Below is a message I sent to a friend in response to a message she sent me in which she commented that she wished she had great days like the previous one more frequently nowadays, and that she had often had such days when she was back in college. I share it with you in case my message to her might also resonate with you.
...................

Dear xxxxxxx,

I'm glad you are in the zone this weekend. It seems like a general good vibe has descended upon the area, along with perfect weather. I think part of it is an individual phenomena and part is a collective one. The moods of so many people are drastically lifted by a shift in external conditions, such as weather, that it raises the collective vibe.

Then people who are more tuned-in to the energy of others around them, and less to conditional thinking, pick up on that and they are lifted too. It seems like everything glows, problems transform into insight and past, present and future all merge into one whole of clarity and peace of mind.

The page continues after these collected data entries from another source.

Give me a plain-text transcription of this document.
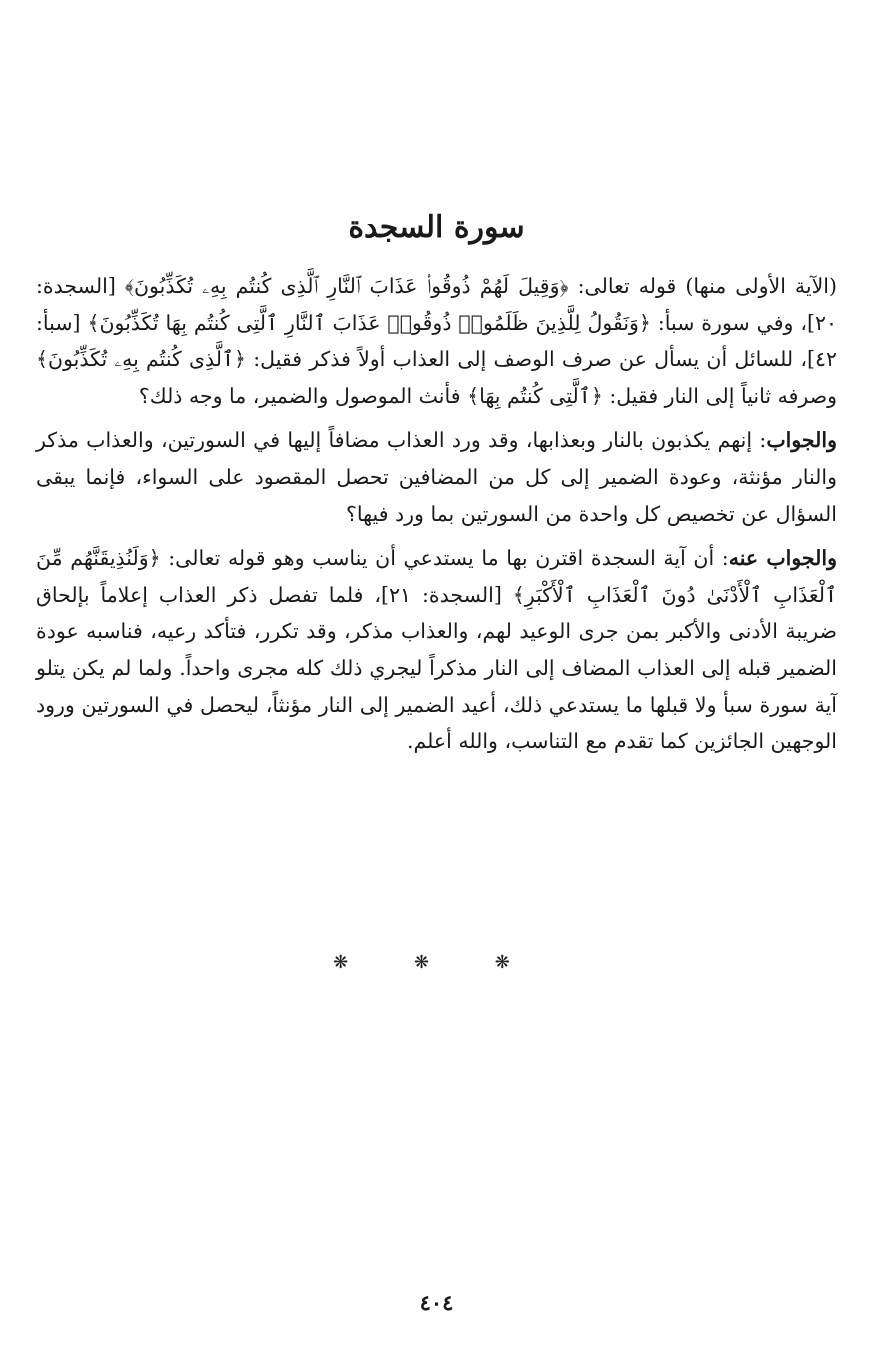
سورة السجدة

(الآية الأولى منها) قوله تعالى: ﴿وَقِيلَ لَهُمْ ذُوقُوا۟ عَذَابَ ٱلنَّارِ ٱلَّذِى كُنتُم بِهِۦ تُكَذِّبُونَ﴾ [السجدة: ٢٠]، وفي سورة سبأ: ﴿وَنَقُولُ لِلَّذِينَ ظَلَمُوا۟ ذُوقُوا۟ عَذَابَ ٱلنَّارِ ٱلَّتِى كُنتُم بِهَا تُكَذِّبُونَ﴾ [سبأ: ٤٢]، للسائل أن يسأل عن صرف الوصف إلى العذاب أولاً فذكر فقيل: ﴿ٱلَّذِى كُنتُم بِهِۦ تُكَذِّبُونَ﴾ وصرفه ثانياً إلى النار فقيل: ﴿ٱلَّتِى كُنتُم بِهَا﴾ فأنث الموصول والضمير، ما وجه ذلك؟

والجواب: إنهم يكذبون بالنار وبعذابها، وقد ورد العذاب مضافاً إليها في السورتين، والعذاب مذكر والنار مؤنثة، وعودة الضمير إلى كل من المضافين تحصل المقصود على السواء، فإنما يبقى السؤال عن تخصيص كل واحدة من السورتين بما ورد فيها؟

والجواب عنه: أن آية السجدة اقترن بها ما يستدعي أن يناسب وهو قوله تعالى: ﴿وَلَنُذِيقَنَّهُم مِّنَ ٱلْعَذَابِ ٱلْأَدْنَىٰ دُونَ ٱلْعَذَابِ ٱلْأَكْبَرِ﴾ [السجدة: ٢١]، فلما تفصل ذكر العذاب إعلاماً بإلحاق ضريبة الأدنى والأكبر بمن جرى الوعيد لهم، والعذاب مذكر، وقد تكرر، فتأكد رعيه، فناسبه عودة الضمير قبله إلى العذاب المضاف إلى النار مذكراً ليجري ذلك كله مجرى واحداً. ولما لم يكن يتلو آية سورة سبأ ولا قبلها ما يستدعي ذلك، أعيد الضمير إلى النار مؤنثاً، ليحصل في السورتين ورود الوجهين الجائزين كما تقدم مع التناسب، والله أعلم.

❋ ❋ ❋
٤٠٤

Finally, even people who aren't normally able to appreciate even good external conditions or good vibes are at least able to avoid unpleasant interactions in their goings about because so many other people are in a good mood that less conflicts arise (due to others diffusing potential conflict situations before they fully form). And they are more likely to also encounter smiles and kind words, even if just from a cashier when they shop. So then everyone pretty much winds up in a miniature Buddha realm for awhile.

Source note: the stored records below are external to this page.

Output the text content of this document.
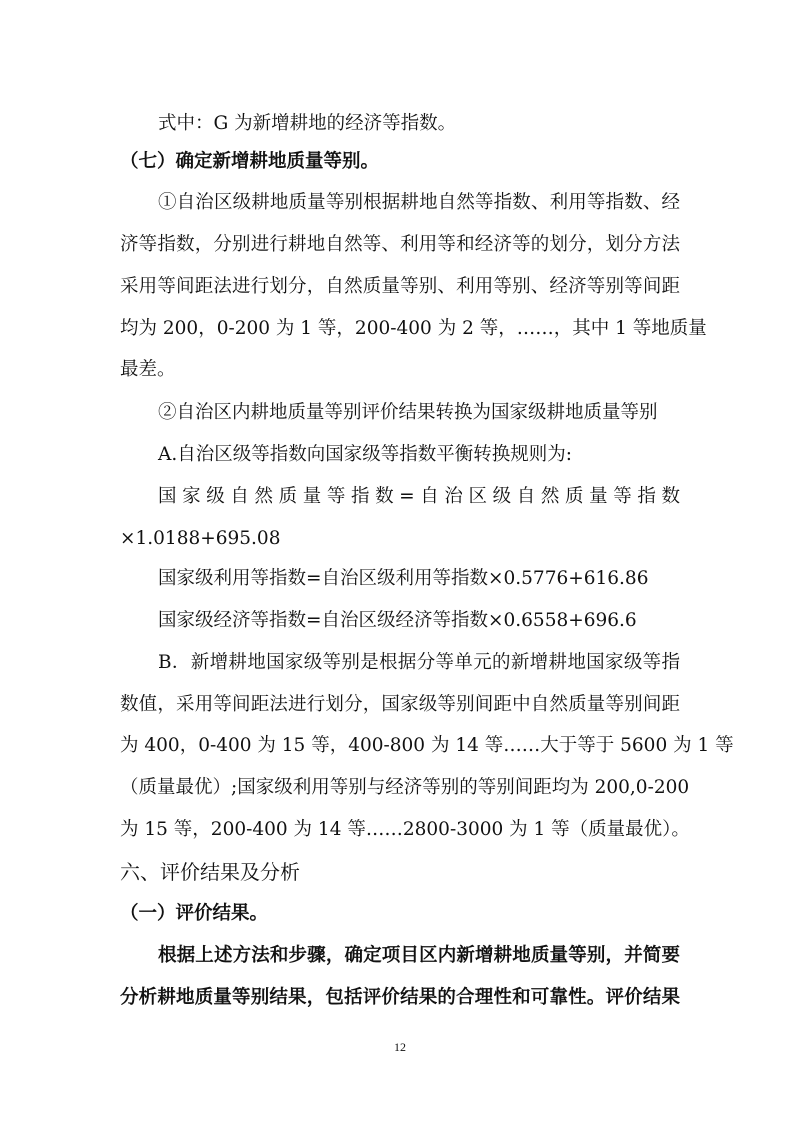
式中：G 为新增耕地的经济等指数。
（七）确定新增耕地质量等别。
①自治区级耕地质量等别根据耕地自然等指数、利用等指数、经
济等指数，分别进行耕地自然等、利用等和经济等的划分，划分方法
采用等间距法进行划分，自然质量等别、利用等别、经济等别等间距
均为 200，0-200 为 1 等，200-400 为 2 等，……，其中 1 等地质量
最差。
②自治区内耕地质量等别评价结果转换为国家级耕地质量等别
A.自治区级等指数向国家级等指数平衡转换规则为:
国家级自然质量等指数=自治区级自然质量等指数
×1.0188+695.08
国家级利用等指数=自治区级利用等指数×0.5776+616.86
国家级经济等指数=自治区级经济等指数×0.6558+696.6
B．新增耕地国家级等别是根据分等单元的新增耕地国家级等指
数值，采用等间距法进行划分，国家级等别间距中自然质量等别间距
为 400，0-400 为 15 等，400-800 为 14 等……大于等于 5600 为 1 等
（质量最优）;国家级利用等别与经济等别的等别间距均为 200,0-200
为 15 等，200-400 为 14 等……2800-3000 为 1 等（质量最优）。
六、评价结果及分析
（一）评价结果。
根据上述方法和步骤，确定项目区内新增耕地质量等别，并简要
分析耕地质量等别结果，包括评价结果的合理性和可靠性。评价结果
12
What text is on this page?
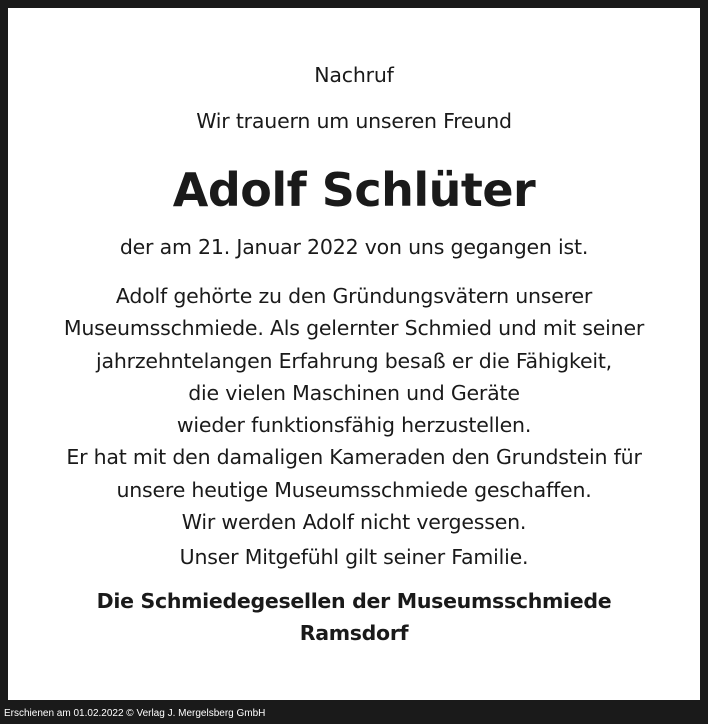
Nachruf
Wir trauern um unseren Freund
Adolf Schlüter
der am 21. Januar 2022 von uns gegangen ist.
Adolf gehörte zu den Gründungsvätern unserer
Museumsschmiede. Als gelernter Schmied und mit seiner
jahrzehntelangen Erfahrung besaß er die Fähigkeit,
die vielen Maschinen und Geräte
wieder funktionsfähig herzustellen.
Er hat mit den damaligen Kameraden den Grundstein für
unsere heutige Museumsschmiede geschaffen.
Wir werden Adolf nicht vergessen.
Unser Mitgefühl gilt seiner Familie.
Die Schmiedegesellen der Museumsschmiede
Ramsdorf
Erschienen am 01.02.2022 © Verlag J. Mergelsberg GmbH
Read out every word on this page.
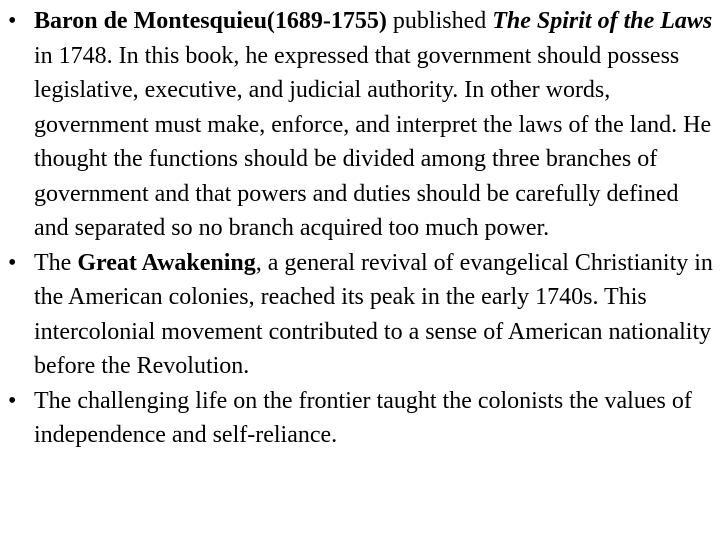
• Baron de Montesquieu(1689-1755) published The Spirit of the Laws in 1748. In this book, he expressed that government should possess legislative, executive, and judicial authority. In other words, government must make, enforce, and interpret the laws of the land. He thought the functions should be divided among three branches of government and that powers and duties should be carefully defined and separated so no branch acquired too much power.
• The Great Awakening, a general revival of evangelical Christianity in the American colonies, reached its peak in the early 1740s. This intercolonial movement contributed to a sense of American nationality before the Revolution.
• The challenging life on the frontier taught the colonists the values of independence and self-reliance.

Then external conditions shift, as they always do, and the people who depend on that have their moods plummet. Or even if the conditions hold steady for awhile, people get used to things being that way and begin to take it for granted. So the good conditions no longer lift their moods even if they aren't actually deflated by bad conditions. And the people who are yanked around by the feelings of others have a more negative collective mood around them and must selectively connect with available energies or be sucked into that. And those people who are always in an unappreciative/disconnected stance towards life find that no one is diffusing situations for them any longer because everyone is just thinking of themselves and their own needs again. So it's all pretty much back to the normal, everyday human realm.

Such is samsara.

On a more individual level, I'm glad you used the opening and lifting of energy around you to help you recenter within the joy and peace within you. I hope you will be able to stay connected with that no matter what happens in the vibe around you. It is natural to passively connect with the notes in the collective symphony that most match our dominant inner ones. I suspect that in college, as is the case for most people when they are younger, your naturally dominant inner "note" was the purity and innocence of youth, so it was easier for you to tune-in with that more frequently even if a lot of the energy around you was actually heading in a different direction.

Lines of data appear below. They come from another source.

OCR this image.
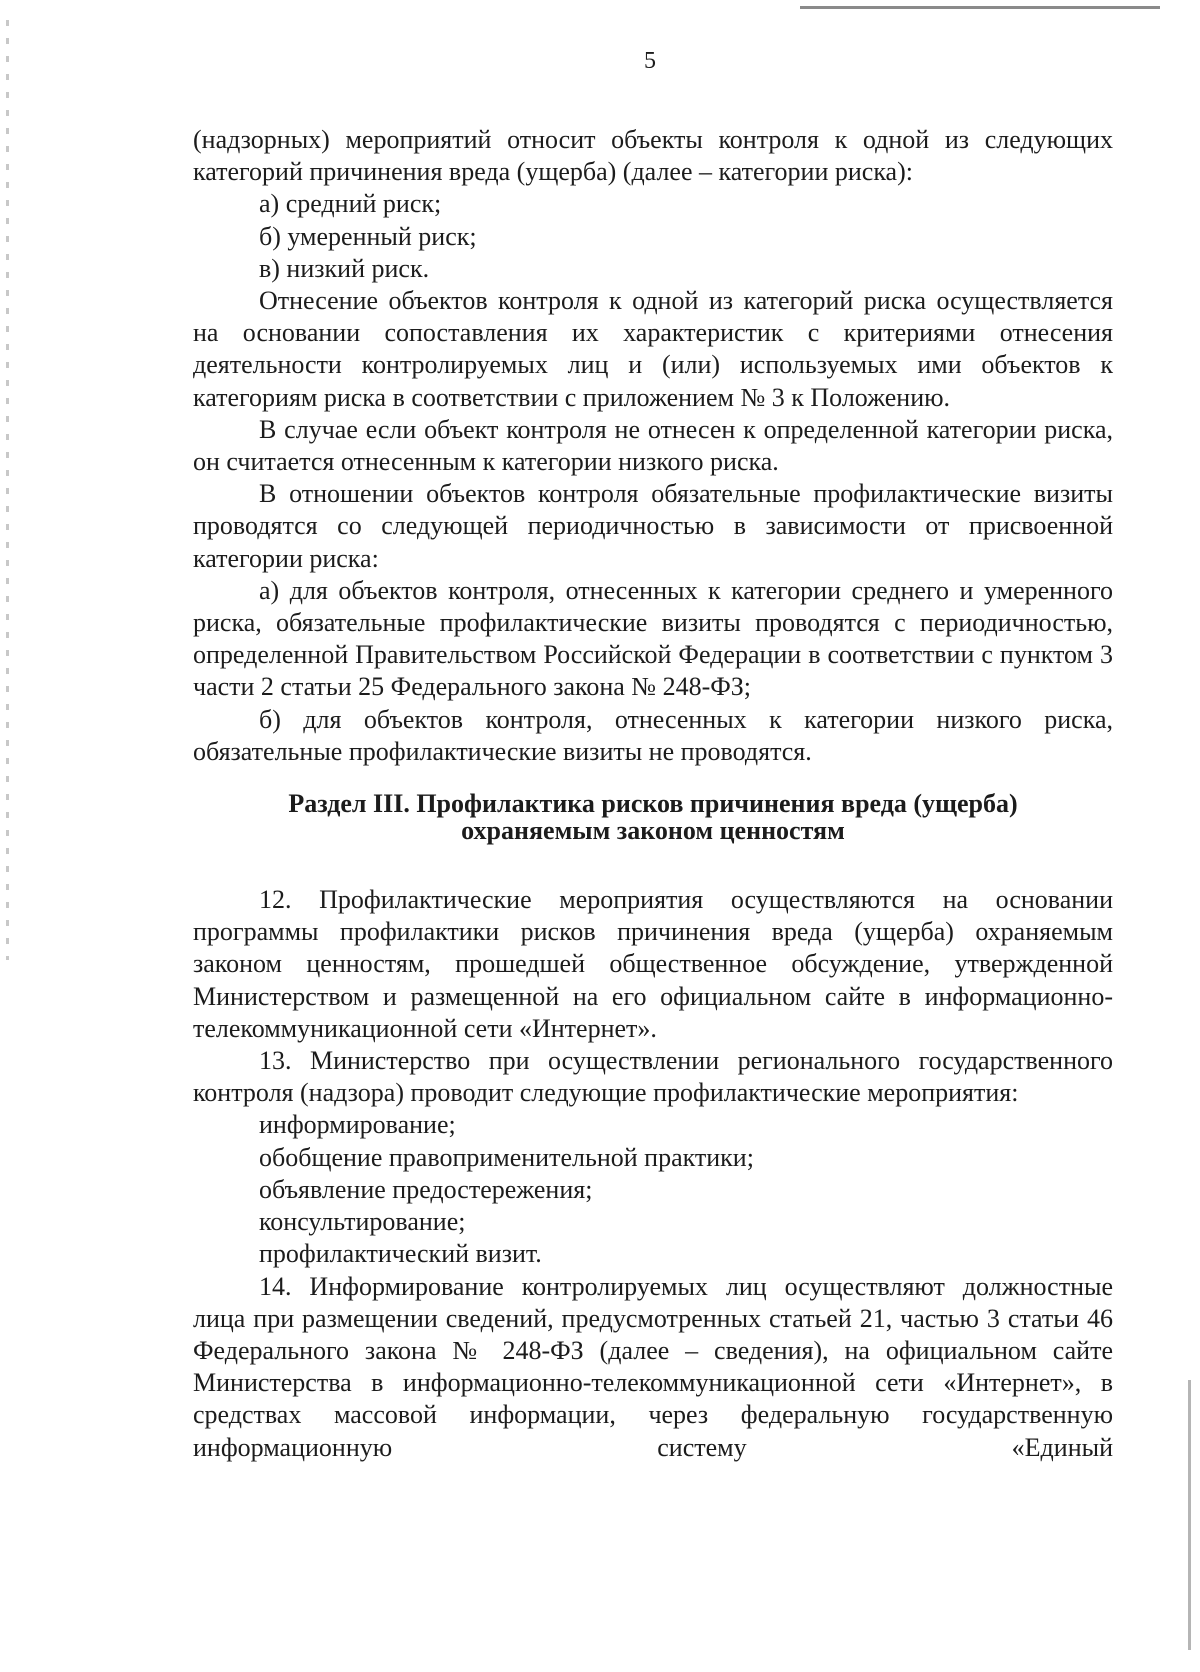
5

(надзорных) мероприятий относит объекты контроля к одной из следующих

категорий причинения вреда (ущерба) (далее – категории риска):

а) средний риск;

б) умеренный риск;

в) низкий риск.

Отнесение объектов контроля к одной из категорий риска осуществляется на основании сопоставления их характеристик с критериями отнесения деятельности контролируемых лиц и (или) используемых ими объектов к категориям риска в соответствии с приложением № 3 к Положению.

В случае если объект контроля не отнесен к определенной категории риска, он считается отнесенным к категории низкого риска.

В отношении объектов контроля обязательные профилактические визиты проводятся со следующей периодичностью в зависимости от присвоенной категории риска:

а) для объектов контроля, отнесенных к категории среднего и умеренного риска, обязательные профилактические визиты проводятся с периодичностью, определенной Правительством Российской Федерации в соответствии с пунктом 3 части 2 статьи 25 Федерального закона № 248-ФЗ;

б) для объектов контроля, отнесенных к категории низкого риска, обязательные профилактические визиты не проводятся.

Раздел III. Профилактика рисков причинения вреда (ущерба)
охраняемым законом ценностям

12. Профилактические мероприятия осуществляются на основании программы профилактики рисков причинения вреда (ущерба) охраняемым законом ценностям, прошедшей общественное обсуждение, утвержденной Министерством и размещенной на его официальном сайте в информационно-телекоммуникационной сети «Интернет».

13. Министерство при осуществлении регионального государственного контроля (надзора) проводит следующие профилактические мероприятия:

информирование;

обобщение правоприменительной практики;

объявление предостережения;

консультирование;

профилактический визит.

14. Информирование контролируемых лиц осуществляют должностные лица при размещении сведений, предусмотренных статьей 21, частью 3 статьи 46 Федерального закона № 248-ФЗ (далее – сведения), на официальном сайте Министерства в информационно-телекоммуникационной сети «Интернет», в средствах массовой информации, через федеральную государственную информационную систему «Единый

As we get older, we identify more and more with the less spacious self-concept of the dominant culture, even if unconsciously. Our inner attunement becomes more jaded, even if our conscious thoughts don't reveal that. So it is easier for us to tune-in and amplify the negativity around us and less likely for us to find that hair thin strand of sweetness in the bee traveling from flower to flower as we walk down the street on the way to work, or that golden light of love between ugly parents and their ugly child as we were pulling out of the parking lot at the supermarket. We see the danger of the bee and the physical unattractiveness of the people, but we don't see the beauty.

Passive attunement to the wonder of life is something we could all take for granted in our youth. As we age we must replace that with wisdom. Don't deny the danger or the ugliness of life, but try not to miss the beauty.